Enquanto os bancos suíços começam a reconhecer o Bitcoin como um ativo confiável para créditos Lombard, surge um paradoxo entre a emancipação prometida pelo BTC e a necessária integração num sistema financeiro tradicional rígido. Esta evolução levanta uma questão crucial: até que ponto é possível preservar a soberania individual, aceitando as restrições das instituições estabelecidas?
Bitcoin em troca de dinheiro: o BTC reconhecido como garantia de confiança
Delubac, Swissquote e, mais recentemente, Mt Pelerin oferecem hoje créditos Lombard em troca de Bitcoin. A oferta é simples: deposita-se criptomoedas como garantia (Bitcoin, Ether, etc.) e a empresa empresta dinheiro em troca. Isto implica uma infraestrutura centralizada e um banco que atua como intermediário com chaves privadas e, portanto, os fundos são detidos por uma autoridade e não pelo cliente.
De facto, o crédito Lombard é historicamente reservado a uma clientela abastada que detém ativos financeiros tradicionais, como ações, ouro ou objetos de valor. Este último permite que esses indivíduos mobilizem a sua carteira como garantia e obtenham empréstimos facilmente, para não terem de liquidar o património estabelecido.
Graças a esta proposta de crédito Lombard crypto, os detentores de BTC ou ETH podem agora aceder a liquidez em moeda fiduciária, mantendo a sua exposição às criptomoedas.
Integrar estes princípios num produto bancário suíço, frequentemente reconhecido como o símbolo do «conservadorismo financeiro», marca um ponto de viragem decisivo: o reconhecimento implícito da legitimidade económica da bitcoin como reserva de valor. Podemos dizer que isto equivale a tornar este ativo, há muito marginalizado, numa garantia colateral digna de confiança, ao mesmo nível do ouro.
BTC como garantia, mas a que preço?
No entanto, mesmo que esta integração pareça ser uma vitória, também levanta questões sobre o risco de «captura» desta ferramenta revolucionária que é o Bitcoin pelas instituições que pretende contornar.
De facto, o crédito Lombard garantido por criptomoedas continua fortemente restrito. Por exemplo, o rácio empréstimo/valor (LTV) está limitado a 40%, o que limita consideravelmente o montante que é possível pedir emprestado em relação ao valor dos seus ativos.

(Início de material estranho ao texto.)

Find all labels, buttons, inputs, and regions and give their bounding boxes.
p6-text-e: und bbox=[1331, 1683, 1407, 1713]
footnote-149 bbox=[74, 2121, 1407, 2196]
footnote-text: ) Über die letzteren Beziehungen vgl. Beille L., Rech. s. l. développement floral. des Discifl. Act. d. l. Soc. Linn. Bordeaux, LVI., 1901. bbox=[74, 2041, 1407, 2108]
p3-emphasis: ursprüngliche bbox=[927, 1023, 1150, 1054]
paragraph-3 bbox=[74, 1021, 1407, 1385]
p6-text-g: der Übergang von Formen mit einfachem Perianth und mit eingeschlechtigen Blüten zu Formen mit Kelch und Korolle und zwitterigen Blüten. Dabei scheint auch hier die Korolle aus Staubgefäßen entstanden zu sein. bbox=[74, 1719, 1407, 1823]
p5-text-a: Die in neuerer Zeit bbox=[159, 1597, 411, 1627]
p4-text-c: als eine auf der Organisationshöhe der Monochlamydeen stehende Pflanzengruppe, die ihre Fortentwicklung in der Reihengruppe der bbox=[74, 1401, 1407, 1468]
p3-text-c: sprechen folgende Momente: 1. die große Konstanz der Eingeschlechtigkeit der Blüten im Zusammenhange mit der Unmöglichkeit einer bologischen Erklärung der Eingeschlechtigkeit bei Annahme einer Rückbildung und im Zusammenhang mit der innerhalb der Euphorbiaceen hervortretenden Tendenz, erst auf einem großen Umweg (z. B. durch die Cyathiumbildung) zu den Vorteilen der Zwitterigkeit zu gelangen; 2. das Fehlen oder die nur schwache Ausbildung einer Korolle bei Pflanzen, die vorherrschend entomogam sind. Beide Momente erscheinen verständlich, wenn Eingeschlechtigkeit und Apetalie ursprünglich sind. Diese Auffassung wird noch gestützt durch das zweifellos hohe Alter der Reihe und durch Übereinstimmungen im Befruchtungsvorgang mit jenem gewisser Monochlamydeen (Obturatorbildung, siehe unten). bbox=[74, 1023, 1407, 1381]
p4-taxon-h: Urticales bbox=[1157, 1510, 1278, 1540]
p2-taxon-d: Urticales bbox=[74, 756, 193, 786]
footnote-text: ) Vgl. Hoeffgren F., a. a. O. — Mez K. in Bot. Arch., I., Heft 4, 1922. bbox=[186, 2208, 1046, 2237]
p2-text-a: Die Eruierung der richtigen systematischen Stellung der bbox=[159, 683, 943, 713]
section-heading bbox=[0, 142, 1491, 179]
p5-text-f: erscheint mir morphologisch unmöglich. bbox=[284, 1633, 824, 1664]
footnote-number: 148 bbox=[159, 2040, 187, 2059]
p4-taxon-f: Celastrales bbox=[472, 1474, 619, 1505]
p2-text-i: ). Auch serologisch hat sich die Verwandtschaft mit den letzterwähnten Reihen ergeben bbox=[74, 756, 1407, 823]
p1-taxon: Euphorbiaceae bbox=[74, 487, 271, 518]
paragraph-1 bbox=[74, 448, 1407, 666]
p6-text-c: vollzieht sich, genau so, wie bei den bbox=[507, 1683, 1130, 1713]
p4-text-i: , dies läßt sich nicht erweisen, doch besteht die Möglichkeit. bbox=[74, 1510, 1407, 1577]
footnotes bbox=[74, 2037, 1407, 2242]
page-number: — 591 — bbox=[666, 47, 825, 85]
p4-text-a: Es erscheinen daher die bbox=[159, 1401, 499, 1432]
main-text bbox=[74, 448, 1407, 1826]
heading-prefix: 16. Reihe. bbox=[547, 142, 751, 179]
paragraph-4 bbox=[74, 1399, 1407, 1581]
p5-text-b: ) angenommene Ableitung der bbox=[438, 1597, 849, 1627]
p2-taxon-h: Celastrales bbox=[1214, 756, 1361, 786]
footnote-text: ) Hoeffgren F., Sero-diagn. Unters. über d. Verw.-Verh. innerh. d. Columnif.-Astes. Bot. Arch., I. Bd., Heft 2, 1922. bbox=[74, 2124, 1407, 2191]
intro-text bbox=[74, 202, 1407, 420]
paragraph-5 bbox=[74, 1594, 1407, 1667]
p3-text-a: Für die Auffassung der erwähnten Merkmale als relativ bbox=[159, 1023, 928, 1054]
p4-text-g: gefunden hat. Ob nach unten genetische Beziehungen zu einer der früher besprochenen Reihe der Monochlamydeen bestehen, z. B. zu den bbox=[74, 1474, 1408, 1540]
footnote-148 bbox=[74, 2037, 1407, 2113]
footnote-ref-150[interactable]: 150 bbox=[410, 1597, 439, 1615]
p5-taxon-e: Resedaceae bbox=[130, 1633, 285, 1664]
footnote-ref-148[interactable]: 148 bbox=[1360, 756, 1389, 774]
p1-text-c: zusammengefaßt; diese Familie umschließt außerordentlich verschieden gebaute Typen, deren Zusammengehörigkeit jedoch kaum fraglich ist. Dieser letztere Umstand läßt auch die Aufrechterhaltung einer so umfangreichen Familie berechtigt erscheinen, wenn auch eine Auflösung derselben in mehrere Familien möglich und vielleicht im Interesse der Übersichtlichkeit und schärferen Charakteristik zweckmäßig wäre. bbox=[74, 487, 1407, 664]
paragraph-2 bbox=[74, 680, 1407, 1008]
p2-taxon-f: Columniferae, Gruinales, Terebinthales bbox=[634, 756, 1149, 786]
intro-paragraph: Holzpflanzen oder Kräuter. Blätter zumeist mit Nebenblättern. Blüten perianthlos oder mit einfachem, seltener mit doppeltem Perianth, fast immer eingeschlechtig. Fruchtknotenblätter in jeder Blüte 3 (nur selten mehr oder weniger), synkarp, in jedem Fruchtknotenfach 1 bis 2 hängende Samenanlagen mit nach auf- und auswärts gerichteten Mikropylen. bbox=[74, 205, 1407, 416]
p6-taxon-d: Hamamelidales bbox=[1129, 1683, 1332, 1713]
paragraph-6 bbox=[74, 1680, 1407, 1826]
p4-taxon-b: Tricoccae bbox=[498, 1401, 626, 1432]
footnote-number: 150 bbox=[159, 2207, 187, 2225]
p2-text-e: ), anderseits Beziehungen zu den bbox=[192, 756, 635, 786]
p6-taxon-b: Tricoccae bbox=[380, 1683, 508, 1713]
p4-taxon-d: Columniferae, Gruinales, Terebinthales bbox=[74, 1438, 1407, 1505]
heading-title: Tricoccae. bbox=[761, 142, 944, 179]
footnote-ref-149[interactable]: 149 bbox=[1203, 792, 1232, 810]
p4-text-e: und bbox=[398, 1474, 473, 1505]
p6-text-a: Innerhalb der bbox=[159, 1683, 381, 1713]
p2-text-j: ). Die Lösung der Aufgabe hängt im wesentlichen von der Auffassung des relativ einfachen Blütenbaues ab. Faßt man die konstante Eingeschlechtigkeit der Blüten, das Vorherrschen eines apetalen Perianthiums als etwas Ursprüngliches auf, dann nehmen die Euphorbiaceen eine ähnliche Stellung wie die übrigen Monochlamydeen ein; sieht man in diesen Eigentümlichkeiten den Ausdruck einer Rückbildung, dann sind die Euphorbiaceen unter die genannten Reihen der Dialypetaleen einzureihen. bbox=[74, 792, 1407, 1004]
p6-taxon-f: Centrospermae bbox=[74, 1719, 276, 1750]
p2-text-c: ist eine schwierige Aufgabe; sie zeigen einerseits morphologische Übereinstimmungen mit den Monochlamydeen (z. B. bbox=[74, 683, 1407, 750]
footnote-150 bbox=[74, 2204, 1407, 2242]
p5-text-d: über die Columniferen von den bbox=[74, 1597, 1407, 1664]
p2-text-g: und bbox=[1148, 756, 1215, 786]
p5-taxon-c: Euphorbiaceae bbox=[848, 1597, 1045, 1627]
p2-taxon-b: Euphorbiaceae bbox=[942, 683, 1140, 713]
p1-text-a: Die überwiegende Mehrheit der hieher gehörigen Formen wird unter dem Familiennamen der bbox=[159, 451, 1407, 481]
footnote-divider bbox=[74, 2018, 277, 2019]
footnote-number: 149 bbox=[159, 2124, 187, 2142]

Além disso, este tipo de crédito só está disponível em determinadas jurisdições, excluindo assim uma grande parte dos utilizadores internacionais. Por outro lado, Yann Gerardi, responsável de marketing da Mt Pelerin, explica no comunicado que, para obter um crédito Lombard crypto, é necessário não só passar por um KYC, mas também «detalhar a origem dos seus fundos criptográficos».
Por fim, as criptomoedas devem ser depositadas em instituições bancárias suíças, o que implica ceder temporariamente a custódia dos seus ativos e, portanto, as suas chaves privadas.
Isso entra em contradição com o princípio fundamental da soberania individual, que prefere a posse à simples detenção dos seus BTC: «not your keys, not your coins» (não são as suas chaves, não são as suas moedas).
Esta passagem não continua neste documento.